I’m currently attempting to convert an ONNX model originally exported based on this PyTorch I3D model. I exported this model using PyTorch 1.2.0 which seemed to have been successful. However, when use TensorRT 7.0.0.11 to build a cuda engine for accelerated inference I receive the following error:
[TensorRT] ERROR: Internal error: could not find any implementation for node (Unnamed Layer* 11) [Convolution] + (Unnamed Layer* 13) [Activation] || (Unnamed Layer* 17) [Convolution] + (Unnamed Layer* 19) [Activation], try increasing the workspace size with IBuilder::setMaxWorkspaceSize()

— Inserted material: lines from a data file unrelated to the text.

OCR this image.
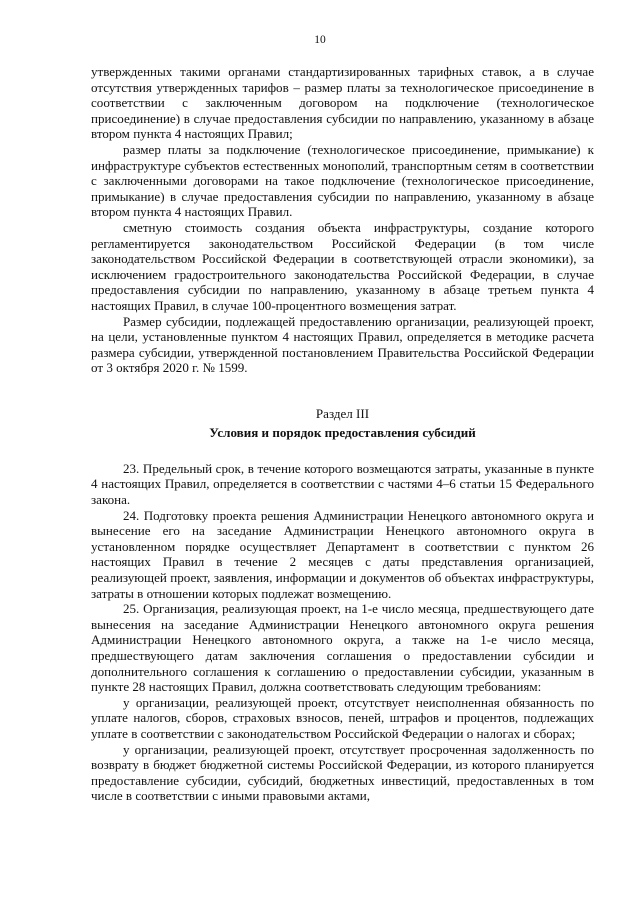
10

утвержденных такими органами стандартизированных тарифных ставок, а в случае отсутствия утвержденных тарифов – размер платы за технологическое присоединение в соответствии с заключенным договором на подключение (технологическое присоединение) в случае предоставления субсидии по направлению, указанному в абзаце втором пункта 4 настоящих Правил;

размер платы за подключение (технологическое присоединение, примыкание) к инфраструктуре субъектов естественных монополий, транспортным сетям в соответствии с заключенными договорами на такое подключение (технологическое присоединение, примыкание) в случае предоставления субсидии по направлению, указанному в абзаце втором пункта 4 настоящих Правил.

сметную стоимость создания объекта инфраструктуры, создание которого регламентируется законодательством Российской Федерации (в том числе законодательством Российской Федерации в соответствующей отрасли экономики), за исключением градостроительного законодательства Российской Федерации, в случае предоставления субсидии по направлению, указанному в абзаце третьем пункта 4 настоящих Правил, в случае 100-процентного возмещения затрат.

Размер субсидии, подлежащей предоставлению организации, реализующей проект, на цели, установленные пунктом 4 настоящих Правил, определяется в методике расчета размера субсидии, утвержденной постановлением Правительства Российской Федерации от 3 октября 2020 г. № 1599.

Раздел III
Условия и порядок предоставления субсидий

23. Предельный срок, в течение которого возмещаются затраты, указанные в пункте 4 настоящих Правил, определяется в соответствии с частями 4–6 статьи 15 Федерального закона.

24. Подготовку проекта решения Администрации Ненецкого автономного округа и вынесение его на заседание Администрации Ненецкого автономного округа в установленном порядке осуществляет Департамент в соответствии с пунктом 26 настоящих Правил в течение 2 месяцев с даты представления организацией, реализующей проект, заявления, информации и документов об объектах инфраструктуры, затраты в отношении которых подлежат возмещению.

25. Организация, реализующая проект, на 1-е число месяца, предшествующего дате вынесения на заседание Администрации Ненецкого автономного округа решения Администрации Ненецкого автономного округа, а также на 1-е число месяца, предшествующего датам заключения соглашения о предоставлении субсидии и дополнительного соглашения к соглашению о предоставлении субсидии, указанным в пункте 28 настоящих Правил, должна соответствовать следующим требованиям:

у организации, реализующей проект, отсутствует неисполненная обязанность по уплате налогов, сборов, страховых взносов, пеней, штрафов и процентов, подлежащих уплате в соответствии с законодательством Российской Федерации о налогах и сборах;

у организации, реализующей проект, отсутствует просроченная задолженность по возврату в бюджет бюджетной системы Российской Федерации, из которого планируется предоставление субсидии, субсидий, бюджетных инвестиций, предоставленных в том числе в соответствии с иными правовыми актами,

[TensorRT] ERROR: ../builder/tacticOptimizer.cpp (1523) - OutOfMemory Error in computeCosts: 0
The following is the Python 3.7 code I’m using to build the engine. Note that common
is the common.py file from the TensorRT 7.0.0.11 samples/python directory.
import numpy as np
import common
import pycuda.driver as cuda
import pycuda.autoinit
import tensorrt as trt
TRT_LOGGER = trt.Logger(trt.Logger.VERBOSE)
def main():
print('TensorRT Version:', trt.__version__)
onnx_filename = 'model.onnx'
def build_engine_onnx(model_file):
with trt.Builder(TRT_LOGGER) as builder, \
builder.create_network(common.EXPLICIT_BATCH) as network, \
trt.OnnxParser(network, TRT_LOGGER) as parser:
builder.max_workspace_size = int((1 << 32) * 1.61)
builder.max_batch_size = 1
with open(model_file, 'rb') as model:
parser.parse(model.read())
return builder.build_cuda_engine(network)
with build_engine_onnx(onnx_filename) as engine:
# failure occurs before reaching this point
pass
if __name__ == "__main__":
main()
I have set the builder.max_workspace_size
to the largest I can for my GPU (2060 SUPER 8GB). Monitoring nvidia-smi I’m able to see that my GPU memory maxes out for a few seconds before finally dropping back to zero when the engine builder fails.
This model fits comfortably on my GPU when using PyTorch inference with a batch size of 5+ so it seems very strange that I wouldn’t be able to use this model with TensorRT with even a batch size of 1.
Is there something improper that I’m doing in the code which is causing TensorRT to use excess memory? Are there any workarounds or settings I can use to use less GPU memory? I’ve also tried using the builder.fp16_mode = True
which seems to allow the engine creation to proceed further along but it is still only able to process about 20% of the layers in the model before running out of memory.